My resentment builds cyclically. I feel great for a few weeks. I work hard, I'm all warm and fuzzy about all things Anthony and Jessica, then suddenly I'm at the base of a wall of anger and fear for my future so high I can't see clearly; I feel like I'm under water and life is murky and Anthony. is. the. cause.
If only he'd just take out the trash instead of waiting for me to ask him to do it.
If only Anthony would take initiative with bath time.
If only I could rely on Anthony to something other than just go to work.
If only Anthony would ______. Which then swiftly morphs into, Why doesn't Anthony just _______??
I ranted and raved at myself for an hour the other night with this line of reasoning, then: What am I saying?? Do I not want to be married??
The answer is so simple: Of course I want to be married (and married to Anthony), but I don't want THIS kind of marriage. The marriage of resentment and anger, of general emotional dishonesty.
Admitting that I don't want it is terrifying. It feels oh so close to saying I'm quitting the marriage, but it's the absolute opposite. I'm renewing my vow to the marriage I want. The one where Anthony and I are connected and interested in each other; where there is passion and laughter; a spirit of camaraderie and teamwork.
I want a divorce from the bitchy, punitive marriage that sucks my energetic outlook on life right out through my worn down fingertips.
In a world where too many people get married for all the wrong reasons I think Anthony and I were one of the few couples who did it for all the right reasons. We were thoughtful about it, happy to do it, and regarded each other as partners, not "completers." We were already complete human beings. I have always seen Anthony like the sprinkles on a cupcake: not required, but definitely a bonus. And, I think, he feels the same about me.

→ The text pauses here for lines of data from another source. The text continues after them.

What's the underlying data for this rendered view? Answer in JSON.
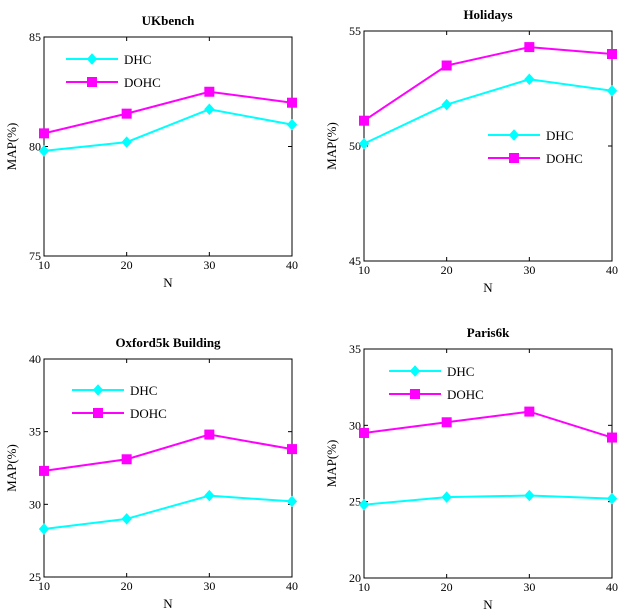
{
  "chart_data": [
    {
      "type": "line",
      "title": "UKbench",
      "xlabel": "N",
      "ylabel": "MAP(%)",
      "x": [
        10,
        20,
        30,
        40
      ],
      "xlim": [
        10,
        40
      ],
      "ylim": [
        75,
        85
      ],
      "xticks": [
        "10",
        "20",
        "30",
        "40"
      ],
      "yticks": [
        "75",
        "80",
        "85"
      ],
      "legend_placement": "top-left",
      "series": [
        {
          "name": "DHC",
          "values": [
            79.8,
            80.2,
            81.7,
            81.0
          ],
          "color": "#00ffff",
          "marker": "diamond"
        },
        {
          "name": "DOHC",
          "values": [
            80.6,
            81.5,
            82.5,
            82.0
          ],
          "color": "#ff00ff",
          "marker": "square"
        }
      ]
    },
    {
      "type": "line",
      "title": "Holidays",
      "xlabel": "N",
      "ylabel": "MAP(%)",
      "x": [
        10,
        20,
        30,
        40
      ],
      "xlim": [
        10,
        40
      ],
      "ylim": [
        45,
        55
      ],
      "xticks": [
        "10",
        "20",
        "30",
        "40"
      ],
      "yticks": [
        "45",
        "50",
        "55"
      ],
      "legend_placement": "middle-right",
      "series": [
        {
          "name": "DHC",
          "values": [
            50.1,
            51.8,
            52.9,
            52.4
          ],
          "color": "#00ffff",
          "marker": "diamond"
        },
        {
          "name": "DOHC",
          "values": [
            51.1,
            53.5,
            54.3,
            54.0
          ],
          "color": "#ff00ff",
          "marker": "square"
        }
      ]
    },
    {
      "type": "line",
      "title": "Oxford5k Building",
      "xlabel": "N",
      "ylabel": "MAP(%)",
      "x": [
        10,
        20,
        30,
        40
      ],
      "xlim": [
        10,
        40
      ],
      "ylim": [
        25,
        40
      ],
      "xticks": [
        "10",
        "20",
        "30",
        "40"
      ],
      "yticks": [
        "25",
        "30",
        "35",
        "40"
      ],
      "legend_placement": "top-left",
      "series": [
        {
          "name": "DHC",
          "values": [
            28.3,
            29.0,
            30.6,
            30.2
          ],
          "color": "#00ffff",
          "marker": "diamond"
        },
        {
          "name": "DOHC",
          "values": [
            32.3,
            33.1,
            34.8,
            33.8
          ],
          "color": "#ff00ff",
          "marker": "square"
        }
      ]
    },
    {
      "type": "line",
      "title": "Paris6k",
      "xlabel": "N",
      "ylabel": "MAP(%)",
      "x": [
        10,
        20,
        30,
        40
      ],
      "xlim": [
        10,
        40
      ],
      "ylim": [
        20,
        35
      ],
      "xticks": [
        "10",
        "20",
        "30",
        "40"
      ],
      "yticks": [
        "20",
        "25",
        "30",
        "35"
      ],
      "legend_placement": "top-left",
      "series": [
        {
          "name": "DHC",
          "values": [
            24.8,
            25.3,
            25.4,
            25.2
          ],
          "color": "#00ffff",
          "marker": "diamond"
        },
        {
          "name": "DOHC",
          "values": [
            29.5,
            30.2,
            30.9,
            29.2
          ],
          "color": "#ff00ff",
          "marker": "square"
        }
      ]
    }
  ]
}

So, when I start getting pissy about the placement, color, and number of sprinkles on my cupcake I know it's time to slow down and do some digging. I want a good relationship after all, and it's my responsibility to not let it slip into a daily dog fight over who's going to give Hollis a freakin' bath. I have to remain focused on those glorious sprinkles and how much they add to my life and ask myself, What's really going on here?
Anthony proves to me each time we come to this kind of impasse why I married him. Inevitably we come to a conclusion, a place of utter harmony of spirits, and I melt into him, his strength, his sensitivity, his raging intelligence. When I see his commitment to me and to a better marriage it invigorates me to continue to believe in it, in ours.

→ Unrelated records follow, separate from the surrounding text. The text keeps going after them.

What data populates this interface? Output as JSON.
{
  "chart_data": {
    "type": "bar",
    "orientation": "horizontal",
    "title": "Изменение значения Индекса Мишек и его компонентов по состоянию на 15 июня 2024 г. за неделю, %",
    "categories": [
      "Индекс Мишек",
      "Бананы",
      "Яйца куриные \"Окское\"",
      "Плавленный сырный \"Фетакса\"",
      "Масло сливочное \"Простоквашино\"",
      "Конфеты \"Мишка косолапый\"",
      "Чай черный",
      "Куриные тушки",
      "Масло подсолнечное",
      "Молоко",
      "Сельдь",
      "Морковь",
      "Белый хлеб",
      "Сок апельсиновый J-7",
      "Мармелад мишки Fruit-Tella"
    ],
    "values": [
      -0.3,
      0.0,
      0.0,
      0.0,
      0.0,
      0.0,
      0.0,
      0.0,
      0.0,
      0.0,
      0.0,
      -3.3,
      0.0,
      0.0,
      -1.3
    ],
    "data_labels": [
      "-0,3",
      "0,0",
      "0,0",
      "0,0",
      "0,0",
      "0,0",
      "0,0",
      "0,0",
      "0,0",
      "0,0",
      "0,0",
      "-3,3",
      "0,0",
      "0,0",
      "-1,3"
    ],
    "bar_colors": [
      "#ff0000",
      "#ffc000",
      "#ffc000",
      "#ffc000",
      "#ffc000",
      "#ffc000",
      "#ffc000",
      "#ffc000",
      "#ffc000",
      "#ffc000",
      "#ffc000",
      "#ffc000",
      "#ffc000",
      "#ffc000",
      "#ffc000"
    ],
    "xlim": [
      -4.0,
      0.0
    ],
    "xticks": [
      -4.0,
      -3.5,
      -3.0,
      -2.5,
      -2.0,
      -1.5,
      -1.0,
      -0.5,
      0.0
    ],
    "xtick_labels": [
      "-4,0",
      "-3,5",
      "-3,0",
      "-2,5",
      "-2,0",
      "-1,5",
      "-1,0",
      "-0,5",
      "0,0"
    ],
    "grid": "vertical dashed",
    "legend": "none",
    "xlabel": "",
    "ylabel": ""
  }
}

In the end, it has very little to do with what Anthony does or doesn't do with the trash or a dirty baby. It has everything to do with how I communicate my feelings and how they are received and reciprocated. True to the typical gender stereotypes, I'm the one sending out the vibes and Anthony is the receiver. I wonder how it'd be if he was the one always saying, "Jess, so I've been thinking..." I'm shocked he doesn't just put a pillow over his head whenever those words leave my mouth. But again, he never does, and it's why I continue to risk putting my feelings out there in the first place.

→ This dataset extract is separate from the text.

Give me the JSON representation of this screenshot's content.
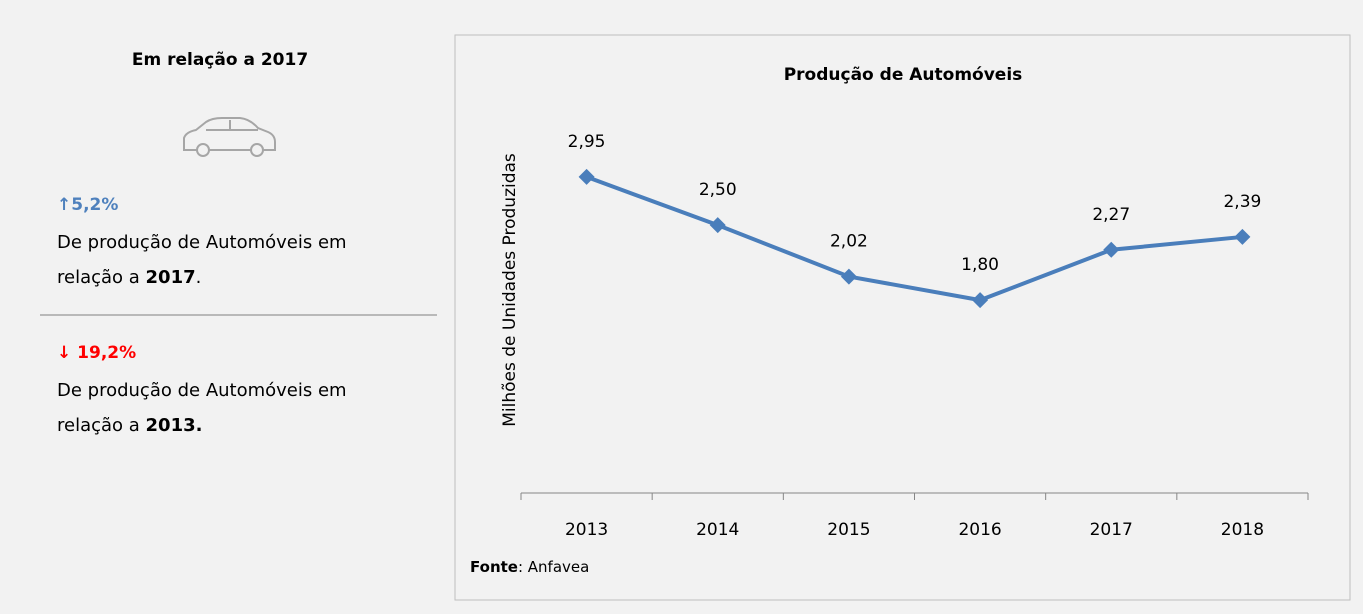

After this small revolution of heart I'm not afraid to admit that I don't want my marriage when it feels like a whole lot of crap. I'm not saying I'm going to give up on it whenever it does feel that way. I'm saying I'm going to slap myself back to reality and out of wallowing in my pitiless misery; to incite myself to find new ways out of it; to dig, claw, cry, and fight back to my sunny spot in the mythical flowered meadow of marital bliss that I truly believe in. - And it's worth noting, it's a mythical place only if you think it never rains.
So, hear me now, Universe: I want a robust, complicated, rich, visceral, love- and laughter-encrusted life of commitment that is a Marriage and I most definitely, definitely, want it with Anthony. I want a Marriage born of strength and honesty, of love and laughter. To this Marriage I say, I love you and will always be here for you. And to Anthony I say, I am yours forever and always... you never have to wonder.